Кровотечение началось, когда она уже потеряла последнюю надежду. Транспорта в зоне, понятно, не оказалось. До медицинской землянки Женю несли на руках, и когда положили на стол, даже пожилая, привыкшая к фантастической женской живучести докторица удивилась, что Женя не умерла.
...Ей дали инвалидность, оставили нянечкой при санчасти и вытолкнули за проволоку, едва кончился ее пятилетний срок. Шла война. Почти никого не освобождали. Но Женя мало походила на живую женщину. Вряд ли бы она долго протянула, если бы ее случайно не подобрала Надюха Токарь. Надюха ее выходила и едва не увезла с собой. Приятель Альфа, тоже польский еврей, все прикидывал, жениться ли ему на Жеке, но Жека нисколько его не поощряла.
- Ну что ты не мычишь, не телишься!? - злилась на подругу Надька. - Ведь без нас пропадешь, и никакой капитан тебя не выручит. Видишь, ничего он тебе не пишет. Или убили, или одумался. Да и ничего между вами такого не было, чтобы письма писать. А этому, - она имела в виду польского еврея, - только моргни, и он готов...
- Не стану я хорошему человеку свинью подкладывать, - отвечала Женя. Вдруг меня не выпустят. Как тогда быть?

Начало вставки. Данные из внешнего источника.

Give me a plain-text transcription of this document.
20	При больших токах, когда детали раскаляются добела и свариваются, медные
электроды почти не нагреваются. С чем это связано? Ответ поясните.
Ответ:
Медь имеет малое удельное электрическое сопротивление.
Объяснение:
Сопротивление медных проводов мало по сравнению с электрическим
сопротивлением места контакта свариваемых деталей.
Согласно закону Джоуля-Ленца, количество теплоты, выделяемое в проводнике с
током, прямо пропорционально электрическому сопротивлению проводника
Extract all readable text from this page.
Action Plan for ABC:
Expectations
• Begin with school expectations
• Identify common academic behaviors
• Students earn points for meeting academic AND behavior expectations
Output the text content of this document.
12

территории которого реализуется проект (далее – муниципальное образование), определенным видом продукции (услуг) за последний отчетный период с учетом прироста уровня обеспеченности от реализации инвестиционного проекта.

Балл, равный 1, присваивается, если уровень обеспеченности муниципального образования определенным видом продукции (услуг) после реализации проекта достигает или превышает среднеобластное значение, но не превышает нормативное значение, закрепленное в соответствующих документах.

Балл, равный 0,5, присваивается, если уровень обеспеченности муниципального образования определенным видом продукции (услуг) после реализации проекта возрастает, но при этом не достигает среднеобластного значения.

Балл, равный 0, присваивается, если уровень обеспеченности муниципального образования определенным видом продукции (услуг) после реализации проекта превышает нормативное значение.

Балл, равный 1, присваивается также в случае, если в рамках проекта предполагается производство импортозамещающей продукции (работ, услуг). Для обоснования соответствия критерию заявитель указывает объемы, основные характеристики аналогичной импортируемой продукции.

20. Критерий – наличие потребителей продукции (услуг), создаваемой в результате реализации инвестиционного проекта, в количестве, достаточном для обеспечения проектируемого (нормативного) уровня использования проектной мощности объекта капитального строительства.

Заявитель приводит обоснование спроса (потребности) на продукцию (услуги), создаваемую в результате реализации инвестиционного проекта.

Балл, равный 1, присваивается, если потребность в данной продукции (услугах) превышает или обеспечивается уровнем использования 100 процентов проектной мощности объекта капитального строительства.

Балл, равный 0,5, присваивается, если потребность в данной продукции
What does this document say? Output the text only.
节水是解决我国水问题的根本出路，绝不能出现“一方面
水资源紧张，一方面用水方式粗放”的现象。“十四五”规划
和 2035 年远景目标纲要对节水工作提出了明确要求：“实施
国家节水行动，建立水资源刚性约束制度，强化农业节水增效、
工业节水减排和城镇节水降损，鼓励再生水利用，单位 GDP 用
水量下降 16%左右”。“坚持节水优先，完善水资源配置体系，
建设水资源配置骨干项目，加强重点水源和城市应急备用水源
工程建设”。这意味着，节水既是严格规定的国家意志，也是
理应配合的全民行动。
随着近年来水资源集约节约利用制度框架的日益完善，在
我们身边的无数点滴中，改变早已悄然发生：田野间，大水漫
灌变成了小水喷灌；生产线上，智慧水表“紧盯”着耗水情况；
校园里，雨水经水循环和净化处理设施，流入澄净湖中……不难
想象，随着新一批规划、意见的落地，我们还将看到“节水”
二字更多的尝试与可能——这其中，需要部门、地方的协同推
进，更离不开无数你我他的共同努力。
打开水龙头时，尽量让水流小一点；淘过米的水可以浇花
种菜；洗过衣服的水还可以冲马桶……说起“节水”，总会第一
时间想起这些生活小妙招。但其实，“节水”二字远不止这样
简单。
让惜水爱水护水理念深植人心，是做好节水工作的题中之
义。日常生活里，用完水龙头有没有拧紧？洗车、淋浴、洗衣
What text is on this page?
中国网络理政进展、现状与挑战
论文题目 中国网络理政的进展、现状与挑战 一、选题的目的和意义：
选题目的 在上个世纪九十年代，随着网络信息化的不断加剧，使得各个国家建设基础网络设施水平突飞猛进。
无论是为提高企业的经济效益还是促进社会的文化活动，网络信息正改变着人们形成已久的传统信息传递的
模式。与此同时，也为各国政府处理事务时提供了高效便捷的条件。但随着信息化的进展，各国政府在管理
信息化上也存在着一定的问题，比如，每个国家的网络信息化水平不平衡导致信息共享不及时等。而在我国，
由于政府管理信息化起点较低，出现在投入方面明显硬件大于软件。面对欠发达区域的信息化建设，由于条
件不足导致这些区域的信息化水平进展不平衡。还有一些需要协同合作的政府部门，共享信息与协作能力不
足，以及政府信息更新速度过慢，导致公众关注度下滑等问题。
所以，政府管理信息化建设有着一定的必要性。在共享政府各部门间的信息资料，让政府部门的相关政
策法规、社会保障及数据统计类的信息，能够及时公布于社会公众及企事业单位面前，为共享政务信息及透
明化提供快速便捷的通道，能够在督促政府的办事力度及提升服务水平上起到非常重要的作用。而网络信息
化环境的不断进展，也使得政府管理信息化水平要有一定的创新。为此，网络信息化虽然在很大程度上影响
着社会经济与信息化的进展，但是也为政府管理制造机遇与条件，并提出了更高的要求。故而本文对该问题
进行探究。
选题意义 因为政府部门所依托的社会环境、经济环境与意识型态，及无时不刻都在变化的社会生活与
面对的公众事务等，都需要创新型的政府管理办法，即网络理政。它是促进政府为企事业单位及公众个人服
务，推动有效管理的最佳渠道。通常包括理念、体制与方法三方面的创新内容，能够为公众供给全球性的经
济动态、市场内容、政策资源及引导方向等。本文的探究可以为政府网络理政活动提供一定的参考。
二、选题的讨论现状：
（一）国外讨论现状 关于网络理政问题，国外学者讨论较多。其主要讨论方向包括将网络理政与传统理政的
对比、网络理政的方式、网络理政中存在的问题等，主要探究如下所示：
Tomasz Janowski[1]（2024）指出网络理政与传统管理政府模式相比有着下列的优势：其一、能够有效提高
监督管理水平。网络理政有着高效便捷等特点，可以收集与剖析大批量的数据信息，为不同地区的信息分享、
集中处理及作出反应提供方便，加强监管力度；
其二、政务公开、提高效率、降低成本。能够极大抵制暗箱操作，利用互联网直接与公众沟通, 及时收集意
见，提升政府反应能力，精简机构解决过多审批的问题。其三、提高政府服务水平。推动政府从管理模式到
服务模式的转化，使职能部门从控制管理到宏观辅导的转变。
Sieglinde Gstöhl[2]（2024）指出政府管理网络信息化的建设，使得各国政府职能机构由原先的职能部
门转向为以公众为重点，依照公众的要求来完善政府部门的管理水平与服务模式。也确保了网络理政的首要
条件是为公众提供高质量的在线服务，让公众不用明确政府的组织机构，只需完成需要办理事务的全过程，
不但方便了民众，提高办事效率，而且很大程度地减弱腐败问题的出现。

- Э, смелого пуля боится... - отмахивалась Надька.
- И стыд не берет... - в тон ей отвечала Жека. - Нет уж, езжайте одни.
И они уехали.
Наступила зябкая голодная осень, потому что в предвидении отъезда Токари ни картошки, ни топлива не запасали. Ветер гулял по хибаре, как по лагерному бараку, и время в ней тянулось еще тоскливей, чем в зоне. Но вот ноябрьским привычно-безнадежным вечером послышался деликатный дверной стук, и на пороге возник Челышев - за спиной сидор, на голове ушанка, в каждой руке по чемодану... Женя обняла Пашета, закружила и впервые обрадовалась, что не вышла замуж за поляка. Там, в Европе, такие чудеса невозможны...
Ее жизнь теперь и впрямь напоминала чудо. Женя хорошела на глазах. Это замечали все - соседи, сокурсницы, даже малознакомые люди. Казалось, в судьбу Жени Кныш, как в камеру, выломав дверь и сорвав намордники, впустили воздуху с воли. Вокруг хибары по-прежнему лежала Сибирь, но даже Сибирь словно бы потеплела. Впрочем, перебираться из Сибири было страшно. Это могла себе позволить лишь Варвара Алексеевна, обыкновенная уголовница. Родив ребенка, она укатила в родной город, восстановила свой партийный стаж и вскоре перебралась под Москву.
Иногда по служебным делам Пашет ездил в столицу, но всегда возвращался оттуда злой и мрачный, словно все московское выводило его из себя. "Недоволен дочерью", - догадывалась Женя.
Действительно, Машина жизнь не радовала Челышева. Никакого высокого партаппаратчика рядом с ней не было. Маша то разводилась, то снова выскакивала замуж, и ее комната, вечно полная каких-то шумных, пьяных, беспутных мужчин, напоминала не то вокзал, не то гостиницу. Пашет, сокращая командировки, убегал от этого ужаса в Сибирь, к своей тихой, милой, ласковой Жене, и не было для него на земле уютней угла, чем окраинная хибара, а впоследствии двухкомнатная квартира в центре города.